Se una notte d’inverno sei andato via, dovevi sicuramente andare da qualche altra parte.

Un giorno del mese di giugno 2003, lessi un racconto che si chiamava “Ron-Ron, gatto invisibile”: parlava di un gatto che sapeva diventare invisibile all’occasione. Mi convinsi che desiderandolo tanto, l’avrei potuto vedere anche io. Il giorno dopo, a casa di mio nonno, eccoti accanto a degli scalini rocciosi, piccolo e assonnato: un dono dal cielo.

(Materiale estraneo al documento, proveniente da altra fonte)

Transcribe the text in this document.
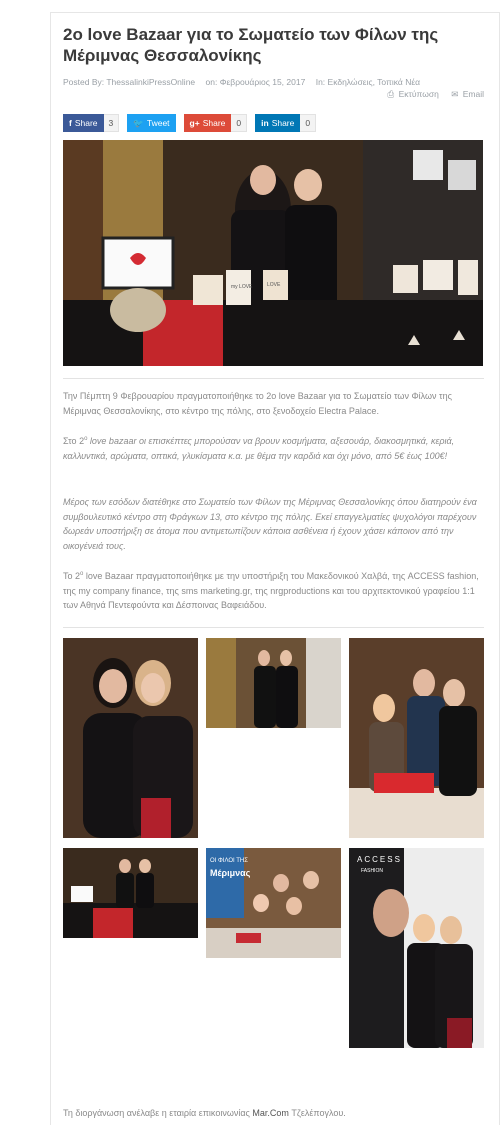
2o love Bazaar για το Σωματείο των Φίλων της Μέριμνας Θεσσαλονίκης
Posted By: ThessalinkiPressOnline on: Φεβρουάριος 15, 2017 In: Εκδηλώσεις, Τοπικά Νέα
⎙ Εκτύπωση ✉ Email
f Share	3	🐦 Tweet g+ Share	0	in Share	0
my LOVE	LOVE

Την Πέμπτη 9 Φεβρουαρίου πραγματοποιήθηκε το 2ο love Bazaar για το Σωματείο των Φίλων της Μέριμνας Θεσσαλονίκης, στο κέντρο της πόλης, στο ξενοδοχείο Electra Palace.

Στο $2^o$ love bazaar οι επισκέπτες μπορούσαν να βρουν κοσμήματα, αξεσουάρ, διακοσμητικά, κεριά, καλλυντικά, αρώματα, οπτικά, γλυκίσματα κ.α. με θέμα την καρδιά και όχι μόνο, από 5€ έως 100€!

Μέρος των εσόδων διατέθηκε στο Σωματείο των Φίλων της Μέριμνας Θεσσαλονίκης όπου διατηρούν ένα συμβουλευτικό κέντρο στη Φράγκων 13, στο κέντρο της πόλης. Εκεί επαγγελματίες ψυχολόγοι παρέχουν δωρεάν υποστήριξη σε άτομα που αντιμετωπίζουν κάποια ασθένεια ή έχουν χάσει κάποιον από την οικογένειά τους.

Το $2^o$ love Bazaar πραγματοποιήθηκε με την υποστήριξη του Μακεδονικού Χαλβά, της ACCESS fashion, της my company finance, της sms marketing.gr, της nrgproductions και του αρχιτεκτονικού γραφείου 1:1 των Αθηνά Πεντεφούντα και Δέσποινας Βαφειάδου.

ΟΙ ΦΙΛΟΙ ΤΗΣ
Μέριμνας
ACCESS
FASHION
Τη διοργάνωση ανέλαβε η εταιρία επικοινωνίας Mar.Com Τζελέπογλου.
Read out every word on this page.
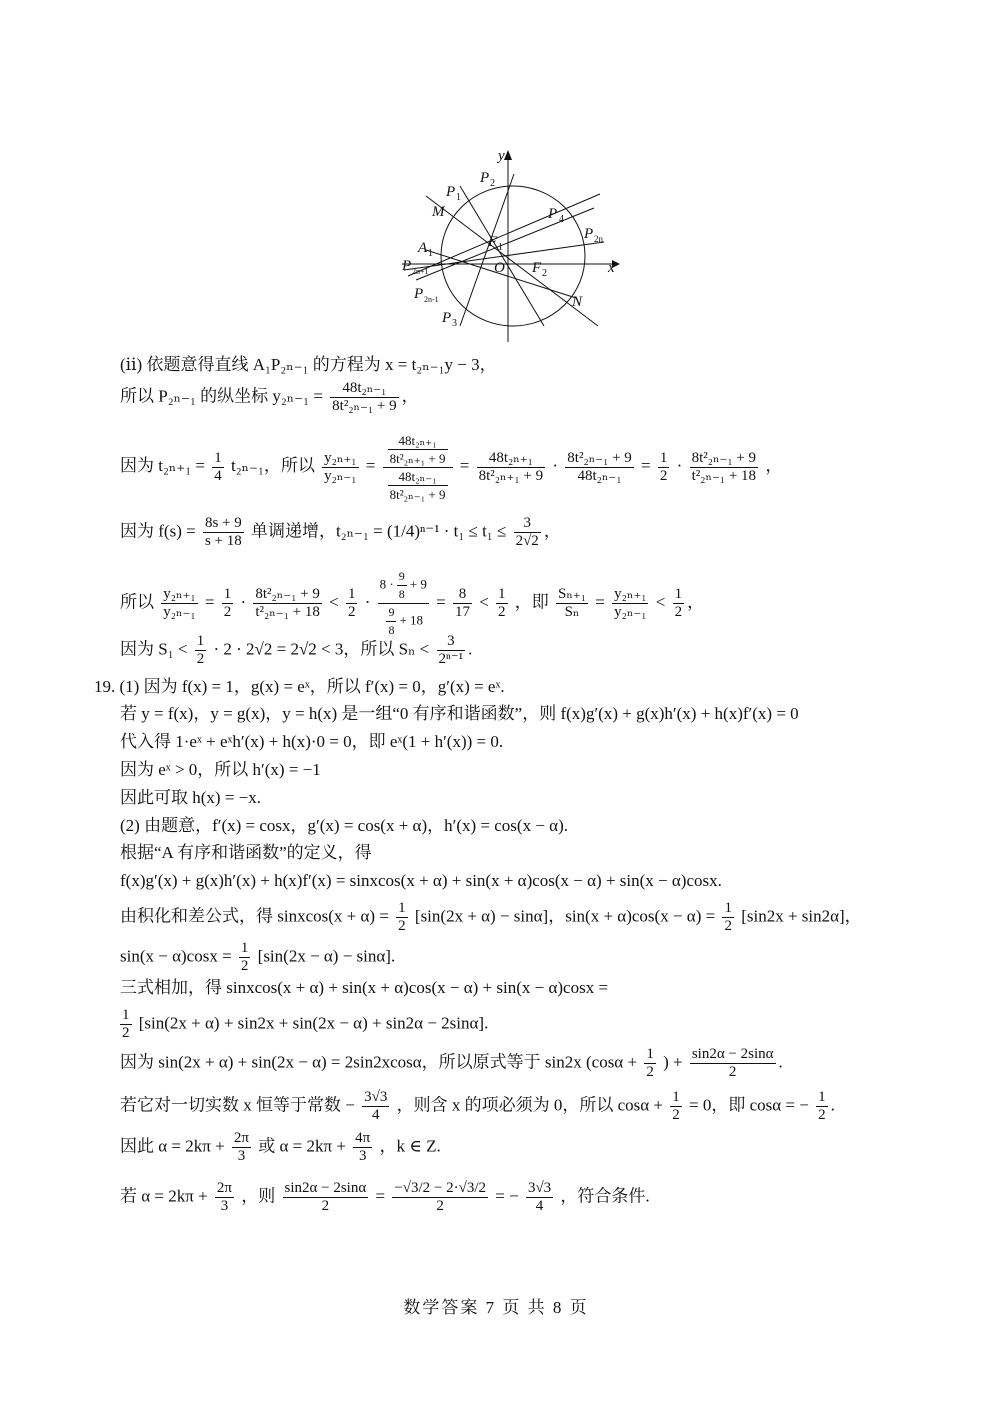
y
x
P 2
P 1
M	P 4
P 2n
A 1
F 1
O F 2
P 2n+1
P 2n-1
P 3
N
(ⅱ) 依题意得直线 A₁P₂ₙ₋₁ 的方程为 x = t₂ₙ₋₁y − 3，
所以 P₂ₙ₋₁ 的纵坐标 $y_{2n-1} = \frac{\text{48t₂ₙ₋₁}}{\text{8t²₂ₙ₋₁ + 9}}$ ，
因为 $t_{2n+1} = \frac{1}{4} t_{2n-1}$，所以 $\frac{\text{y₂ₙ₊₁}}{\text{y₂ₙ₋₁}} = \frac{\frac{\text{48t₂ₙ₊₁}}{\text{8t²₂ₙ₊₁ + 9}}}{\frac{\text{48t₂ₙ₋₁}}{\text{8t²₂ₙ₋₁ + 9}}} = \frac{\text{48t₂ₙ₊₁}}{\text{8t²₂ₙ₊₁ + 9}} \cdot \frac{\text{8t²₂ₙ₋₁ + 9}}{\text{48t₂ₙ₋₁}} = \frac{1}{2} \cdot \frac{\text{8t²₂ₙ₋₁ + 9}}{\text{t²₂ₙ₋₁ + 18}}$ ，
因为 $f(s) = \frac{8s + 9}{s + 18}$ 单调递增，$t_{2n-1} = (1/4)^{n-1} \cdot t_1 \le t_1 \le \frac{3}{2√2}$ ，
所以 $\frac{\text{y₂ₙ₊₁}}{\text{y₂ₙ₋₁}} = \frac{1}{2} \cdot \frac{\text{8t²₂ₙ₋₁ + 9}}{\text{t²₂ₙ₋₁ + 18}} < \frac{1}{2} \cdot \frac{8 \cdot \frac{9}{8} + 9}{\frac{9}{8} + 18} = \frac{8}{17} < \frac{1}{2}$ ，即 $\frac{\text{Sₙ₊₁}}{\text{Sₙ}} = \frac{\text{y₂ₙ₊₁}}{\text{y₂ₙ₋₁}} < \frac{1}{2}$ ，
因为 $S_1 < \frac{1}{2} \cdot 2 \cdot 2√2 = 2√2 < 3$，所以 $S_n < \frac{3}{\text{2ⁿ⁻¹}}$ .
19. (1) 因为 f(x) = 1，g(x) = eˣ，所以 f′(x) = 0，g′(x) = eˣ.
若 y = f(x)，y = g(x)，y = h(x) 是一组“0 有序和谐函数”，则 f(x)g′(x) + g(x)h′(x) + h(x)f′(x) = 0
代入得 1·eˣ + eˣh′(x) + h(x)·0 = 0，即 eˣ(1 + h′(x)) = 0.
因为 eˣ > 0，所以 h′(x) = −1
因此可取 h(x) = −x.
(2) 由题意，f′(x) = cosx，g′(x) = cos(x + α)，h′(x) = cos(x − α).
根据“A 有序和谐函数”的定义，得
f(x)g′(x) + g(x)h′(x) + h(x)f′(x) = sinxcos(x + α) + sin(x + α)cos(x − α) + sin(x − α)cosx.
由积化和差公式，得 sinxcos(x + $\alpha) = \frac{1}{2} [\sin(2x + \alpha) - \sin\alpha]$，$\sin(x + \alpha)\cos(x - \alpha) = \frac{1}{2} [\sin 2x + \sin 2\alpha]$，
$\sin(x - \alpha)\cos x = \frac{1}{2} [\sin(2x - \alpha) - \sin\alpha]$.
三式相加，得 sinxcos(x + α) + sin(x + α)cos(x − α) + sin(x − α)cosx =
$\frac{1}{2} [\sin(2x + \alpha) + \sin 2x + \sin(2x - \alpha) + \sin 2\alpha - 2\sin\alpha]$.
因为 sin(2x + α) + sin(2x − α) = 2sin2xcosα，所以原式等于 sin2x ($\cos\alpha + \frac{1}{2}$ ) + $\frac{\sin 2\alpha - 2\sin\alpha}{2}$ .
若它对一切实数 x 恒等于常数 − $\frac{3√3}{4}$ ，则含 x 的项必须为 0，所以 $\cos\alpha + \frac{1}{2} = 0$，即 cosα = − $\frac{1}{2}$ .
因此 $\alpha = 2k\pi + \frac{2\pi}{3}$ 或 $\alpha = 2k\pi + \frac{4\pi}{3}$ ，k ∈ Z.
若 $\alpha = 2k\pi + \frac{2\pi}{3}$ ，则 $\frac{\sin 2\alpha - 2\sin\alpha}{2} = \frac{-√3/2 - 2\cdot√3/2}{2}$ = − $\frac{3√3}{4}$ ，符合条件.
数学答案 7 页 共 8 页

La prima volta che ti ho raccolto da terra eri così piccolo e leggero e mamma, per portarti in giro, ti infilava nella tasca della vestaglia. Ogni tanto per timore che fossi morto ti svegliavo mentre dormivi, tanto era flebile il tuo respiro di cucciolo di pochi mesi.

Ti ho insegnato a girare per il giardino senza perderti quando avevo solo 7 anni e mi riempivo il grembiule blu di scuola dei tuoi peli bianchi e mamma si arrabbiava.
L’ultima volta che ieri sera ti ho sollevato dalla tua cuccia, eri leggero quasi come quando eri piccolino e di nuovo nelle ultime settimane venivo a controllarti il respiro, ma questa volta senza svegliarti.

Hai aspettato che io fossi grande abbastanza per potercela fare anche da sola. Adesso, come Ron-Ron, sei di nuovo invisibile.

Se sei da qualche parte adesso, so che è sotto l’albero della nostra vecchia casa, a rotolarti nell’erba, felice, sotto il sole. E so che appena mi vedi, mi corri ancora incontro per sederti vicino a me, nel prato, e riempirmi di fusa sovrastando il rumore del vento. Non sei stato solo un fratello, un amico, un compagno fidato, sei stato una parte di me, troppo profonda per poter davvero sentire la tua assenza.

Mi porterò dentro i tuoi occhi infilati nel cuore, la sensazione delle carezze sulla tua testa, il rumore delle fusa, il tonfo quando salivi sul letto e poi le zampette che si arrampicavano sulle mie gambe. Il tuo nasino umido e i tuoi occhi pieni di amore, che regalavi a pochissimi. Ti amerò per sempre, Kenny.